Jérôme ThomasFédération de chasse de Seine-et-Marne.

 Tous les oiseaux de plaine sont touchés, mais la perdrix grise est plus affectée que le faisan, par exemple, car ce dernier a la possibilité de refaire son nid dans la saison. L’alouette des champs et le courlis (œdicnème criard) sont aussi très concernés.

 

Des cultures pour compenser

La Fédération des chasseurs de Seine-et-Marne préconise que chaque exploitant impliqué dans la méthanisation mette en place des cultures de compensation où les petits animaux pourront se réfugier.

Pour ce couvert qui aura un intérêt pour la faune et la flore, ce sera l’agriculteur qui fixera le prix, car c’est une perte de surface pour ses cultures.

La mise à disposition des parcelles devrait coûter aux chasseurs entre 400 € et 800 € par an et par hectare, une somme à laquelle s’ajoutent les semences.

Ces parcelles seront implantées plutôt au milieu de la plaine. « Si on a des insectes dans ces parcelles, on pense que les animaux suivront et s’y installeront ».

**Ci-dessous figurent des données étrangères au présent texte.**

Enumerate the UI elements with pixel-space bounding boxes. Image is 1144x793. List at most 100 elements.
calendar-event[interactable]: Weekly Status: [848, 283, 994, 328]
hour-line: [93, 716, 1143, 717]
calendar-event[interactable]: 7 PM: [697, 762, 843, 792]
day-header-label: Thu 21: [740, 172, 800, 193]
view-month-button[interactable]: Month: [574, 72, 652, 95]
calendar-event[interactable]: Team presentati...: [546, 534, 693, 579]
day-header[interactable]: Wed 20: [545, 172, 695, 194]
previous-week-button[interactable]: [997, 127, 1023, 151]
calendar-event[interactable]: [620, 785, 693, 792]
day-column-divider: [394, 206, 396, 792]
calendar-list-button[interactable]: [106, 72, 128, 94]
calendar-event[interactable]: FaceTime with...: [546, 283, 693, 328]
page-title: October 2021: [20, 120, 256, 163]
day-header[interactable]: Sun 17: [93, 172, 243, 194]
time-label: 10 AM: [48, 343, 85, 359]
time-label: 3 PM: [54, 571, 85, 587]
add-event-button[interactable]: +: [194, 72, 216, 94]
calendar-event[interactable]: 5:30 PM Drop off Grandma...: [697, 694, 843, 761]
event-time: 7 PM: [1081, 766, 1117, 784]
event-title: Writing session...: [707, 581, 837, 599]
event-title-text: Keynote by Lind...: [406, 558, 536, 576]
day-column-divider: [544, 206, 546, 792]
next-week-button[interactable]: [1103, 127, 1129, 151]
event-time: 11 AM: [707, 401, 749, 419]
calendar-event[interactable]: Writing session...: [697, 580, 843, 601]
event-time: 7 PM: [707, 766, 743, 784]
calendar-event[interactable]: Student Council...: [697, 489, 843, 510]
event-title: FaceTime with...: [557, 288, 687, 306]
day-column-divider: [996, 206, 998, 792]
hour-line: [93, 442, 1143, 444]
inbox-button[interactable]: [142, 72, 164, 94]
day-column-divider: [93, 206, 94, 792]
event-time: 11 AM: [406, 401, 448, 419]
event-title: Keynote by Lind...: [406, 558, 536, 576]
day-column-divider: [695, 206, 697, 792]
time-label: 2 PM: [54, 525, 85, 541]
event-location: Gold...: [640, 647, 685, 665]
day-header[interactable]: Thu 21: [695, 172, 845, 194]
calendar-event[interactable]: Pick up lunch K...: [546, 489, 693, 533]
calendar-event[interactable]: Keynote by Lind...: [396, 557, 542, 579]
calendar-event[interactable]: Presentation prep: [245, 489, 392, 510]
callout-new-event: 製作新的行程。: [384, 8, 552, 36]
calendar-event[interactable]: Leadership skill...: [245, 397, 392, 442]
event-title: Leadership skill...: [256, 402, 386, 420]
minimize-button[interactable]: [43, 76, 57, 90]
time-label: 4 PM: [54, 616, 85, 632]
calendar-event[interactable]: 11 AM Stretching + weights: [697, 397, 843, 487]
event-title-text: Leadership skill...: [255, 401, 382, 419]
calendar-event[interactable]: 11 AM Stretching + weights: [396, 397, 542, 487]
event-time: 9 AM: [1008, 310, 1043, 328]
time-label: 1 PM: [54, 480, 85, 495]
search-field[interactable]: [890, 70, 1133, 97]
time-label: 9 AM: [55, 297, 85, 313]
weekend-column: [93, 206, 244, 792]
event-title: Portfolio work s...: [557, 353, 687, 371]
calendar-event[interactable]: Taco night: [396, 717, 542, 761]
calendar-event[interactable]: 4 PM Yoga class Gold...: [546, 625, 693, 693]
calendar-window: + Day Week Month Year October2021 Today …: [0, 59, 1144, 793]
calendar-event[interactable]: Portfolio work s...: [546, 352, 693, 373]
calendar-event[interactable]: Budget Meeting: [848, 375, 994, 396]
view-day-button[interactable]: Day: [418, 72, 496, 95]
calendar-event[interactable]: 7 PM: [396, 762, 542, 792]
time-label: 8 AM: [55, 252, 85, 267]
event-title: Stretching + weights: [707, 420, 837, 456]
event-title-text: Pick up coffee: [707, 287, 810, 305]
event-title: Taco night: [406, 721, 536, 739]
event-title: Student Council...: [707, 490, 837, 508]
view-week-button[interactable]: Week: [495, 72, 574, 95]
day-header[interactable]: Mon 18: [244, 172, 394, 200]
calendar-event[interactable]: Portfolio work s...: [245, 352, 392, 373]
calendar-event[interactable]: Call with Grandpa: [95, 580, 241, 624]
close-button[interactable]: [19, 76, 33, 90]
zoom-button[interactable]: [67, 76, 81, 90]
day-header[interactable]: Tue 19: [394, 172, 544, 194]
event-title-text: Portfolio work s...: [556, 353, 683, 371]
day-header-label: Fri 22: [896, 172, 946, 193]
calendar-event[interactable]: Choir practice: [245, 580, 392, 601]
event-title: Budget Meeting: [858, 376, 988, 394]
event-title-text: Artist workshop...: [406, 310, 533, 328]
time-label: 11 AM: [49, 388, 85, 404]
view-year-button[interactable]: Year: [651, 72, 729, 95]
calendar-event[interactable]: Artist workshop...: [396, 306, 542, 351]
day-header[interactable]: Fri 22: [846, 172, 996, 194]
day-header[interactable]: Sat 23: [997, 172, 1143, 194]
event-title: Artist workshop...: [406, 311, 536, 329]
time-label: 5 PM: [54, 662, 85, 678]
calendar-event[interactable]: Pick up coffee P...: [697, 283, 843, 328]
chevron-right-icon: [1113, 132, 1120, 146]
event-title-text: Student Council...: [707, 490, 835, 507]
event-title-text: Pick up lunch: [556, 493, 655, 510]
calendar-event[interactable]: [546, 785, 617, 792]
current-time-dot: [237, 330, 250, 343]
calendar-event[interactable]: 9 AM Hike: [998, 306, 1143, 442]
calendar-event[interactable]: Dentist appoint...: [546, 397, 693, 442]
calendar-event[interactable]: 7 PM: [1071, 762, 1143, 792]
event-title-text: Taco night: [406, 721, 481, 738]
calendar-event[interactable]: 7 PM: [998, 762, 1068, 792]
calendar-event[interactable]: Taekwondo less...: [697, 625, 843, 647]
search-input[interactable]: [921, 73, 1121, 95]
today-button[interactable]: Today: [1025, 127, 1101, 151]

180 ha de cultures d’intérêt faunistique et floristique (CIFF) ont été installées en 2021 dans le département, entièrement financées par les chasseurs pour un coût moyen de 600 € l’hectare.

 

La plantation de haies continue

Par ailleurs, la Fédération de chasse continue de planter des haies. Pionnière en la matière, elle a une démarche très pragmatique : « on fait des zones pilotes, et on montre les résultats », conclut Jérôme Thomas.

Loin de dénigrer les agriculteurs, il souligne que ce qui se joue est la conséquence de la mondialisation et de la course à la productivité à laquelle le monde agricole est confronté.